Kevin Skerrett | Service de la recherche du SCFP
Le budget fédéral déposé le 22 mars dernier démontre que la volonté de favoriser la privatisation des infrastructures affichée sous l’ancien gouvernement conservateur se poursuivra, voire s’accentuera, sous les libéraux.
Malheureusement, les électeurs séduits par la promesse libérale d’investir 120 milliards de dollars sur 10 ans dans les infrastructures ne savaient pas que la privatisation ferait partie de l’équation. Ces citoyens qui réclamaient avec raison qu’on rebâtisse nos infrastructures après des décennies de négligence et de sous-financement de la part des gouvernements successifs ont donc été bernés.
Depuis plusieurs années, l’investissement dans les infrastructures est de plus en plus synonyme de privatisation. Dans un nombre croissant de secteurs, des fonds publics sont versés dans des partenariats public-privé (PPP) et d’autres projets coûteux et inutiles où le secteur privé devient gestionnaire, et même propriétaire, d’actifs vitaux qui devraient demeurer publics.
Le budget fédéral va dans ce sens. Il incite les grands régimes de retraite du secteur public à investir massivement dans le renouvellement des infrastructures. Cette tendance au Canada comme ailleurs dans le monde, où des régimes de retraite achètent de vastes parts dans les infrastructure publiques (aéroports, routes, ports, services d’eaux), est profondément troublante.
À première vue, il peut sembler intéressant que des régimes de retraite de travailleurs investissent dans des infrastructures publiques dont nous avons cruellement besoin. Or, dans l’après-guerre, les régimes de retraite ont appuyé les besoins en financement public en achetant des obligations gouvernementales, des titres sûrs, à risque faible et profitables à long terme. C’était un partenariat idéal : les régimes de retraite mettaient leurs fonds à la disposition des gouvernements pour financer les projets d’infrastructures dont les administrations et la population avaient besoin.
La nouvelle tendance est beaucoup moins avantageuse. Les régimes de retraite financent des PPP qui font passer la propriété, le contrôle et la gestion des infrastructures publiques aux mains d’entreprises qui cherchent à réaliser des profits. Selon le budget fédéral, le gouvernement prévoit investir 120 milliards de dollars dans les infrastructures au cours des 10 prochaines années.
Recyclage d’actifs = privatisation
Le plan libéral propose de « mobiliser les régimes de retraite publics » dans des initiatives d’investissement qui incluent aussi le « recyclage d’actifs », une autre forme de privatisation.
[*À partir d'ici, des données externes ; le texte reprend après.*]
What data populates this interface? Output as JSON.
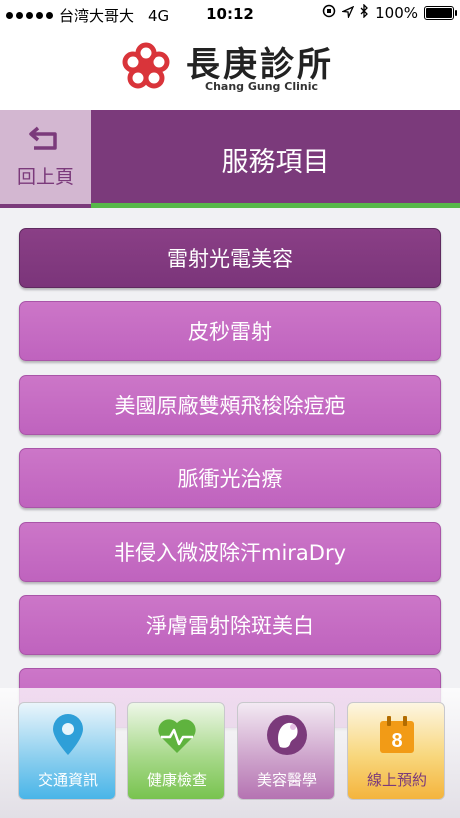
{
  "status_bar": {
    "carrier": "台湾大哥大",
    "network": "4G",
    "time": "10:12",
    "battery": "100%"
  },
  "header": {
    "title_zh": "長庚診所",
    "title_en": "Chang Gung Clinic"
  },
  "nav": {
    "back_label": "回上頁",
    "title": "服務項目"
  },
  "menu": {
    "items": [
      {
        "label": "雷射光電美容"
      },
      {
        "label": "皮秒雷射"
      },
      {
        "label": "美國原廠雙頰飛梭除痘疤"
      },
      {
        "label": "脈衝光治療"
      },
      {
        "label": "非侵入微波除汗miraDry"
      },
      {
        "label": "淨膚雷射除斑美白"
      },
      {
        "label": ""
      }
    ]
  },
  "tabs": [
    {
      "label": "交通資訊",
      "icon": "location-pin-icon"
    },
    {
      "label": "健康檢查",
      "icon": "heart-pulse-icon"
    },
    {
      "label": "美容醫學",
      "icon": "woman-profile-icon"
    },
    {
      "label": "線上預約",
      "icon": "calendar-icon",
      "badge": "8"
    }
  ],
  "colors": {
    "brand_purple": "#7b3a7b",
    "menu_purple": "#c66cc4",
    "accent_green": "#57b849",
    "logo_red": "#d9343a"
  }
}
Dans les faits, plusieurs gestionnaires de régimes de retraite ont déjà sollicité des rencontres avec le ministre fédéral responsable des infrastructures, Amarjeet Sohi.
Ce changement d’orientation dans les politiques canadiennes s’inscrit dans une tendance mondiale à la privatisation des infrastructures, une tendance qui s’accélère depuis une quinzaine d’années. Les régimes de retraite canadiens sont d’ailleurs dans le peloton de tête. Profitant d’une bonne image publique, ils prennent carrément le contrôle d’aéroports, de ports, de systèmes d’eaux, de chemins de fer et de réseaux énergétiques, notamment.
Contrairement à ce qui se passait auparavant, les régimes de retraite ou leurs filiales deviennent les propriétaires et les exploitants directs des infrastructures qu’ils acquièrent. Ce niveau de propriété et de contrôle fait en sorte que les régimes de retraite deviennent des compagnies du secteur des infrastructures qui entrent en concurrence avec d’autres entreprises privées et avec le secteur public.
Les régimes de retraite de travailleurs ne doivent pas servir d’outil de privatisation, ni au Canada ni à l’étranger. Lors du congrès national du SCFP de novembre 2015, les délégués ont massivement adopté une résolution qui engage notre syndicat à lutter contre toute utilisation des fonds des régimes de retraite publics qui favoriserait la privatisation. Le SCFP veillera à ce que les fonds de son propre régime de retraite soient investis dans le renouvellement et l’expansion des infrastructures publiques de façon à les renforcer, à préserver le contrôle public et à assurer l’accessibilité.